No.75 : Where the Buffalo Roam



















 Where the Buffalo Roam at the IMDb

Bill Murray stars as gonzo writer Hunter S. Thompson in this bio-pic that focuses on three episodes from his times as a journalist for Life magazine.

The film has a predictable book ending device that sees Murray at his desk with a deadline looming. Short of inspiration he thinks back to his past and the three episodes follow. We fist meet him in San Francisco in the 1960’s where he recalls the exploits of Lazlo, his lawyer, who turns up in each subsequent part. Bill sits in the courtroom as his friend defends some hippy pot smokers, unsuccessfully.

We then move to the 1972 Superbowl where Bill has a hotel suite and is fully abusing the expenses tab. He doesn’t go to the game and trades his tickets for a hat before joining Lazlo at his militia training camp.

The last part sees Bill on the campaign trail with nominee Richard Nixon. He is refused an interview but manages to get some prize quotes when he gets Odo off ‘Deep Space Nine’ high and nicks his credentials.

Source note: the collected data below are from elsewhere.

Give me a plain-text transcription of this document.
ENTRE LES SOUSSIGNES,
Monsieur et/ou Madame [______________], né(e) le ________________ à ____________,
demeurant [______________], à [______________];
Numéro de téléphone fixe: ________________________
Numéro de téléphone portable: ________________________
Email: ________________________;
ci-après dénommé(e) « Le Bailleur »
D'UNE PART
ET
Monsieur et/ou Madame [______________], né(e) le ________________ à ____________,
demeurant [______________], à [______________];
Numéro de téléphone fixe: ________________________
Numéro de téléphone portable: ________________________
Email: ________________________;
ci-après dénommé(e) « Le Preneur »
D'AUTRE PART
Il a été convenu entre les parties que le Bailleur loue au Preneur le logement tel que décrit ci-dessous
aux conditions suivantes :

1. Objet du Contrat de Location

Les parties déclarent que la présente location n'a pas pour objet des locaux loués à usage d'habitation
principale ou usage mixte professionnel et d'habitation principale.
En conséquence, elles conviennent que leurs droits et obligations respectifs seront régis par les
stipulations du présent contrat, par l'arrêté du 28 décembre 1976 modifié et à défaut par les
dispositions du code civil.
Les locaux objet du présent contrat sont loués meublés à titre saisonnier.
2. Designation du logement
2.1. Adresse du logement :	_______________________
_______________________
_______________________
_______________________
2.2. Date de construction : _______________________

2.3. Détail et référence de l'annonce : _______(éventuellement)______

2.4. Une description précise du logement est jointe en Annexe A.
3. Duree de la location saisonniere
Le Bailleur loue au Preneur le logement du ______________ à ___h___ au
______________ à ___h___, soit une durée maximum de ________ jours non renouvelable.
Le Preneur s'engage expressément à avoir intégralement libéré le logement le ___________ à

As the last story fades we rejoin Bill in the present with his dog and his assignment complete.

I didn’t really like this film much mainly because I didn’t like Bill Murray’s character at all. He was constantly being wacky and obstinate but came across as a total prick. You never got the impression that he was anything other than Bill Murray doing an impression, and that distraction undermined the whole film.

For a gonzo writer like Thompson the lazy framing method for the stories must have been an embarrassment and I doubt he liked being portrayed as a laconic douche bag either. Peter Boyle as Lazlo was a bit better and at least the mania from him didn’t seem forced. The other main player was an underused Bruno Kirby as Thompson’s editor who spent the whole film getting angry at missed deadlines.

The three episode format for the film did make it more digestible, but I don’t think anything was learned or developed from section to section. Lazlo was the only real connection and his part was more comic relief than essential to the stories. Of the three sections the last was best and the actor who played Richard Nixon did a pretty good job - better than Anthony Hopkins at least! This was the most fun too and saw Bill relegated form the journalist plane to the zoo plane where all the hangers on got high. And flew on it too. Boom Boom.

The opening episode was the worst with an interminable 30 minutes spent on some students getting tried for pot possession. I know it was to show how bad ‘the man’ was but it seemed a real waste of time as we joined Bill sitting casually by, watching events unfold. The middle part was ranked as such and had a few funny bits; but this was were Bill was at his most wasteful and annoying and some poor maid will have to clean that up.

I hadn’t heard of this film before, and it was a lot more accessible than the other Hunter bio-pic ‘Fear and Loathing in Las Vegas’, but it’s poor lead performance let it down along with the dull predictable script.